Wednesday, August 21, 2013

War Doubles Price Of Turkish Tobacco.

New York Times 100 years ago today, August 21, 1913:
P. F. King Tells of Market Conditions in Face of Increased Demand Here.
BRINGS WIFE FROM TURKEY
    American Buyer Marries a Greek in Constantinople and Comes to New York for Honeymoon.
    The Olympic brought yesterday to New York a honeymoon couple with whose romance not only Cupid, but the little Goddess Nicotia had to do. The husband is a tobacco buyer in Asiatic Turkey for an American company, and the wife is the daughter of a Greek tobacco merchant, a Turkish subject. The courtship took place in Samsoun, and the marriage in Constantinople. There wasn't any American Consul in Samsoun, and the bridegroom wanted to make sure that his bride would become an American citizen, so they crossed the Black Sea and were married under the Stars and Stripes.
    P. F. King is the bridegroom. He is going to take Mrs. King down to his old home in North Carolina to show her what a wonderful State he came from. They will go back to Samsoun soon.
    "I was where the war was going on," said Mr. King yesterday at the Imperial, "but the only battle I saw was that in the Dardanelles last December. I had been to Cavalla, where there had been fighting, and when our steamer came back we had to lie to for six hours waiting for the Greek and the Turkish fleets to finish a battle.
    "There was no fighting in the neighborhood of Samsoun, and I had no difficulty in getting about in Asia Minor. We did, however, feel the withdrawal of soldiers, the drafting of men and horses, and the shortage of supplies.
    "I was in Constantinople while the fighting was going on before the forts outside, when you could hear the cannonading.
    "The effect of the war over there has been to increase the cost of everything. The price of tobacco has doubled, and labor and everything else has gone up. It costs a lot more to live than it did a year ago.
    "There is considerable competition among tobacco buyers, and the demand from the United States for Turkish tobacco has increased.
    "About Samsoun I cover the country, about fifty miles square of it, on horseback. There are no roads as we know such.
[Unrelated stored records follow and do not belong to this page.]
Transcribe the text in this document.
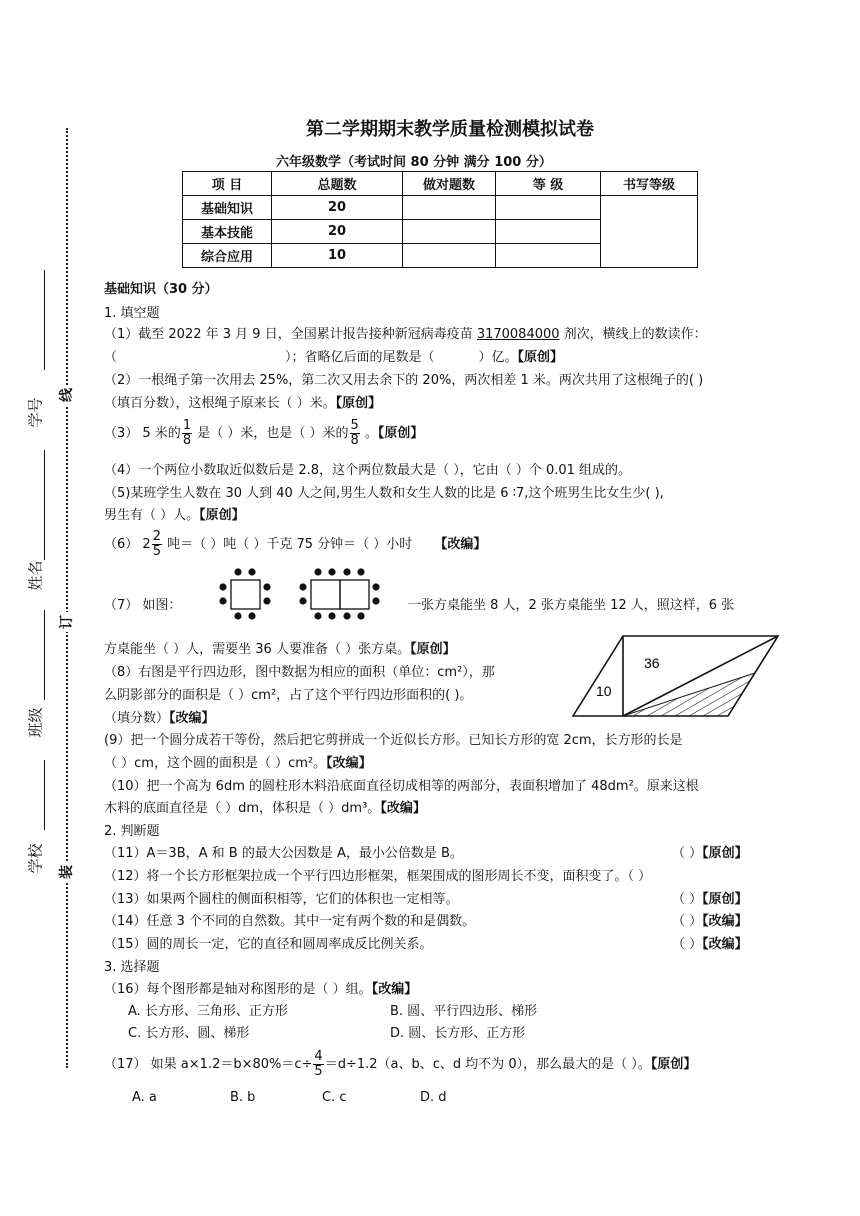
线
订
装
学号
姓名
班级
学校
第二学期期末教学质量检测模拟试卷
六年级数学（考试时间 80 分钟 满分 100 分）
项 目	总题数	做对题数	等 级	书写等级
基础知识	20			
基本技能	20			
综合应用	10			
基础知识（30 分）
1. 填空题
（1）截至 2022 年 3 月 9 日，全国累计报告接种新冠病毒疫苗 3170084000 剂次，横线上的数读作：
（	）；省略亿后面的尾数是（	）亿。【原创】
（2）一根绳子第一次用去 25%，第二次又用去余下的 20%，两次相差 1 米。两次共用了这根绳子的( )
（填百分数），这根绳子原来长（ ）米。【原创】
（3） 5 米的 $\frac{1}{8}$ 是（ ）米，也是（ ）米的 $\frac{5}{8}$ 。【原创】
（4）一个两位小数取近似数后是 2.8，这个两位数最大是（ ），它由（ ）个 0.01 组成的。
（5)某班学生人数在 30 人到 40 人之间,男生人数和女生人数的比是 6 ∶7,这个班男生比女生少( ),
男生有（ ）人。【原创】
（6） $2 \frac{2}{5}$ 吨＝（ ）吨（ ）千克 75 分钟＝（ ）小时 【改编】
（7） 如图：	一张方桌能坐 8 人，2 张方桌能坐 12 人，照这样，6 张
方桌能坐（ ）人，需要坐 36 人要准备（ ）张方桌。【原创】
（8）右图是平行四边形，图中数据为相应的面积（单位：cm²），那
么阴影部分的面积是（ ）cm²，占了这个平行四边形面积的( )。
（填分数）【改编】
10
36
(9）把一个圆分成若干等份，然后把它剪拼成一个近似长方形。已知长方形的宽 2cm，长方形的长是
（ ）cm，这个圆的面积是（ ）cm²。【改编】
（10）把一个高为 6dm 的圆柱形木料沿底面直径切成相等的两部分，表面积增加了 48dm²。原来这根
木料的底面直径是（ ）dm，体积是（ ）dm³。【改编】
2. 判断题
（11）A＝3B，A 和 B 的最大公因数是 A，最小公倍数是 B。	（ ）【原创】
（12）将一个长方形框架拉成一个平行四边形框架，框架围成的图形周长不变，面积变了。（ ）
（13）如果两个圆柱的侧面积相等，它们的体积也一定相等。	（ ）【原创】
（14）任意 3 个不同的自然数。其中一定有两个数的和是偶数。	（ ）【改编】
（15）圆的周长一定，它的直径和圆周率成反比例关系。	（ ）【改编】
3. 选择题
（16）每个图形都是轴对称图形的是（ ）组。【改编】
A. 长方形、三角形、正方形	B. 圆、平行四边形、梯形
C. 长方形、圆、梯形	D. 圆、长方形、正方形
（17） 如果 $a\times 1.2=b\times 80\%=c\div \frac{4}{5} =d\div 1.2(a$、b、c、d 均不为 0），那么最大的是（ ）。【原创】
A. a	B. b	C. c	D. d
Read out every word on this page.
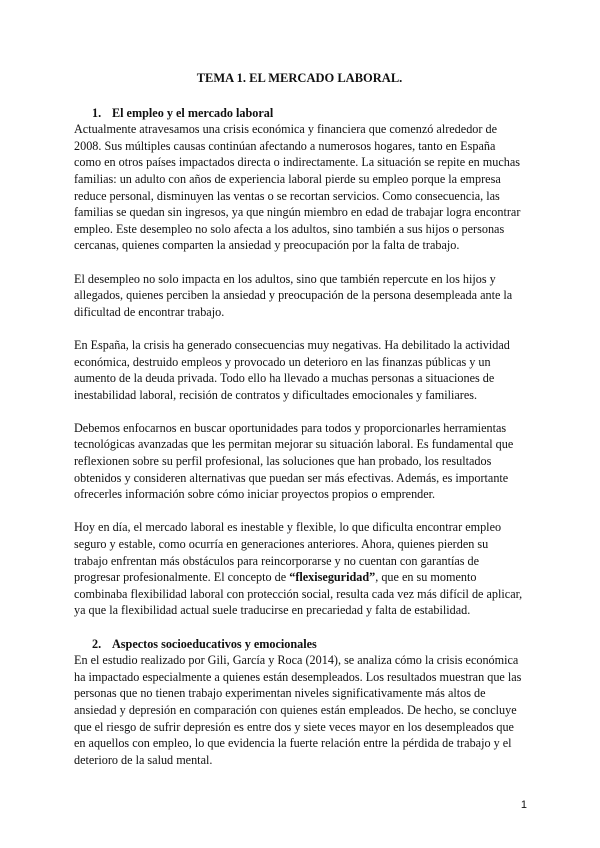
TEMA 1. EL MERCADO LABORAL.
1. El empleo y el mercado laboral

Actualmente atravesamos una crisis económica y financiera que comenzó alrededor de 2008. Sus múltiples causas continúan afectando a numerosos hogares, tanto en España como en otros países impactados directa o indirectamente. La situación se repite en muchas familias: un adulto con años de experiencia laboral pierde su empleo porque la empresa reduce personal, disminuyen las ventas o se recortan servicios. Como consecuencia, las familias se quedan sin ingresos, ya que ningún miembro en edad de trabajar logra encontrar empleo. Este desempleo no solo afecta a los adultos, sino también a sus hijos o personas cercanas, quienes comparten la ansiedad y preocupación por la falta de trabajo.

El desempleo no solo impacta en los adultos, sino que también repercute en los hijos y allegados, quienes perciben la ansiedad y preocupación de la persona desempleada ante la dificultad de encontrar trabajo.

En España, la crisis ha generado consecuencias muy negativas. Ha debilitado la actividad económica, destruido empleos y provocado un deterioro en las finanzas públicas y un aumento de la deuda privada. Todo ello ha llevado a muchas personas a situaciones de inestabilidad laboral, recisión de contratos y dificultades emocionales y familiares.

Debemos enfocarnos en buscar oportunidades para todos y proporcionarles herramientas tecnológicas avanzadas que les permitan mejorar su situación laboral. Es fundamental que reflexionen sobre su perfil profesional, las soluciones que han probado, los resultados obtenidos y consideren alternativas que puedan ser más efectivas. Además, es importante ofrecerles información sobre cómo iniciar proyectos propios o emprender.

Hoy en día, el mercado laboral es inestable y flexible, lo que dificulta encontrar empleo seguro y estable, como ocurría en generaciones anteriores. Ahora, quienes pierden su trabajo enfrentan más obstáculos para reincorporarse y no cuentan con garantías de progresar profesionalmente. El concepto de “flexiseguridad”, que en su momento combinaba flexibilidad laboral con protección social, resulta cada vez más difícil de aplicar, ya que la flexibilidad actual suele traducirse en precariedad y falta de estabilidad.

2. Aspectos socioeducativos y emocionales

En el estudio realizado por Gili, García y Roca (2014), se analiza cómo la crisis económica ha impactado especialmente a quienes están desempleados. Los resultados muestran que las personas que no tienen trabajo experimentan niveles significativamente más altos de ansiedad y depresión en comparación con quienes están empleados. De hecho, se concluye que el riesgo de sufrir depresión es entre dos y siete veces mayor en los desempleados que en aquellos con empleo, lo que evidencia la fuerte relación entre la pérdida de trabajo y el deterioro de la salud mental.

1
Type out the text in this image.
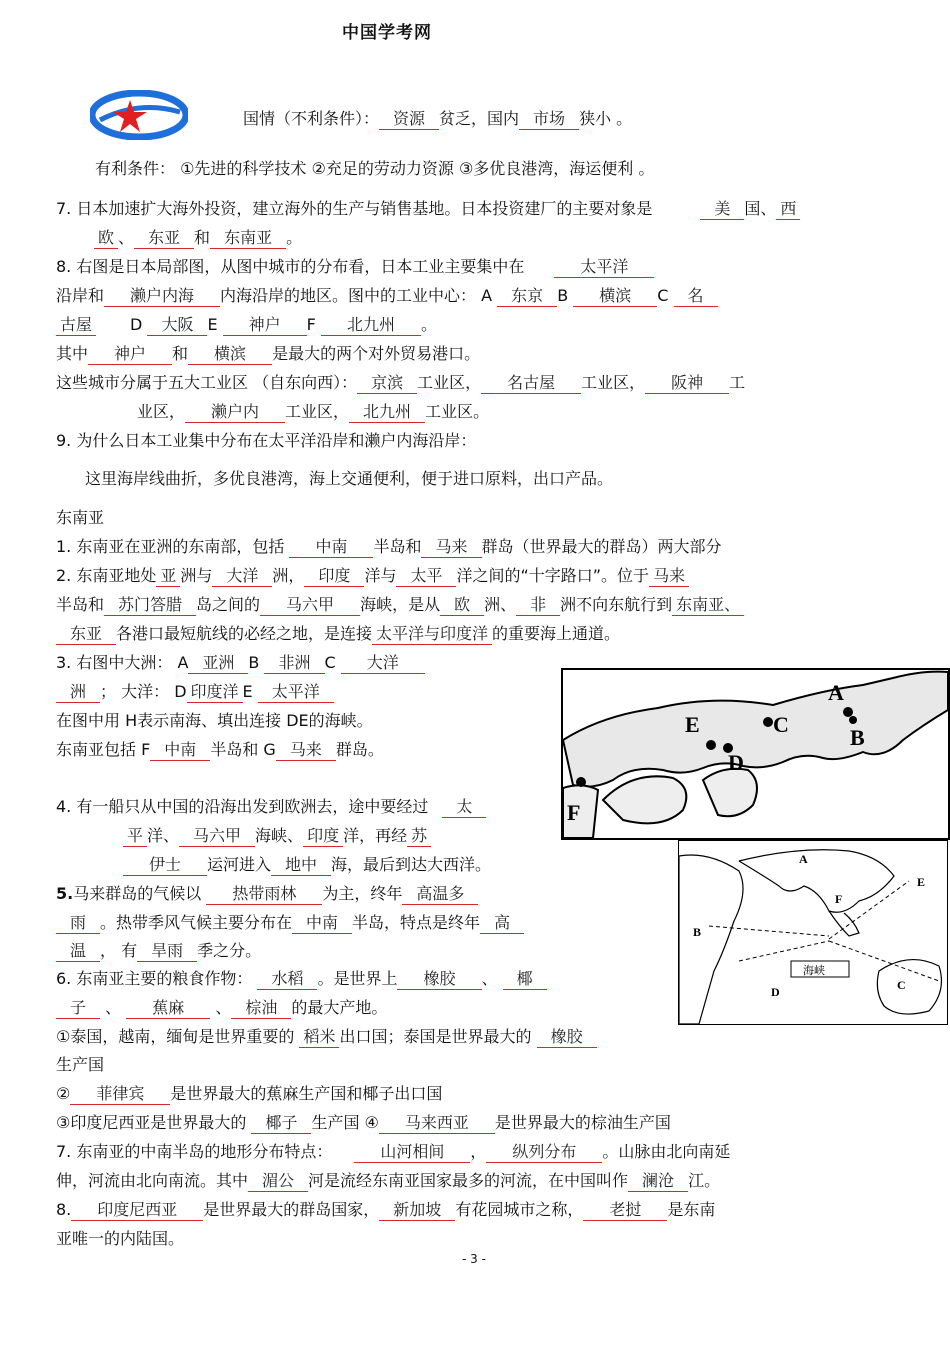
中国学考网
国情（不利条件）： 资源 贫乏，国内 市场 狭小 。
有利条件： ①先进的科学技术 ②充足的劳动力资源 ③多优良港湾，海运便利 。
7. 日本加速扩大海外投资，建立海外的生产与销售基地。日本投资建厂的主要对象是	美 国、 西
欧 、 东亚 和 东南亚 。
8. 右图是日本局部图，从图中城市的分布看，日本工业主要集中在	太平洋
沿岸和 濑户内海 内海沿岸的地区。图中的工业中心： A 东京 B 横滨 C 名
古屋 D 大阪 E 神户 F 北九州 。
其中 神户 和 横滨 是最大的两个对外贸易港口。
这些城市分属于五大工业区 （自东向西）： 京滨 工业区， 名古屋 工业区， 阪神 工
业区， 濑户内 工业区， 北九州 工业区。
9. 为什么日本工业集中分布在太平洋沿岸和濑户内海沿岸：
这里海岸线曲折，多优良港湾，海上交通便利，便于进口原料，出口产品。
东南亚
1. 东南亚在亚洲的东南部，包括 中南 半岛和 马来 群岛（世界最大的群岛）两大部分
2. 东南亚地处 亚 洲与 大洋 洲， 印度 洋与 太平 洋之间的“十字路口”。位于 马来
半岛和 苏门答腊 岛之间的 马六甲 海峡，是从 欧 洲、 非 洲不向东航行到 东南亚、
东亚 各港口最短航线的必经之地，是连接 太平洋与印度洋 的重要海上通道。
3. 右图中大洲： A 亚洲 B 非洲 C 大洋
洲 ； 大洋： D 印度洋 E 太平洋
在图中用 H表示南海、填出连接 DE的海峡。
东南亚包括 F 中南 半岛和 G 马来 群岛。
4. 有一船只从中国的沿海出发到欧洲去，途中要经过 太
平 洋、 马六甲 海峡、 印度 洋，再经 苏
伊士 运河进入 地中 海，最后到达大西洋。
5.马来群岛的气候以 热带雨林 为主，终年 高温多
雨 。热带季风气候主要分布在 中南 半岛，特点是终年 高
温 ， 有 旱雨 季之分。
6. 东南亚主要的粮食作物： 水稻 。是世界上 橡胶 、 椰
子 、 蕉麻 、 棕油 的最大产地。
①泰国，越南，缅甸是世界重要的 稻米 出口国；泰国是世界最大的 橡胶
生产国
② 菲律宾 是世界最大的蕉麻生产国和椰子出口国
③印度尼西亚是世界最大的 椰子 生产国 ④ 马来西亚 是世界最大的棕油生产国
7. 东南亚的中南半岛的地形分布特点：	山河相间 ， 纵列分布 。山脉由北向南延
伸，河流由北向南流。其中 湄公 河是流经东南亚国家最多的河流，在中国叫作 澜沧 江。
8. 印度尼西亚 是世界最大的群岛国家， 新加坡 有花园城市之称， 老挝 是东南
亚唯一的内陆国。
A
B
C
D
E
F
海峡
A
B
C
D
E
F
- 3 -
Hotel accommodations are rather primitive, but you can always find chickens and eggs, and I always carry a supply of food.
    "When I was in Constantinople, on Aug. 2 — that was the day I was married — the Turks were excited over Adrianople. The foreign Ambassadors were trying to get them to come back and not occupy the town. Mass meetings were held, and patriotism was aired. Nothing, it seems, could keep them from going, but, of course, it was a lot of trouble for nothing.
    "Through Macedonia and Thrace the country looks like a barren waste. There is every indication that the reports of outrages by the Bulgarians are true."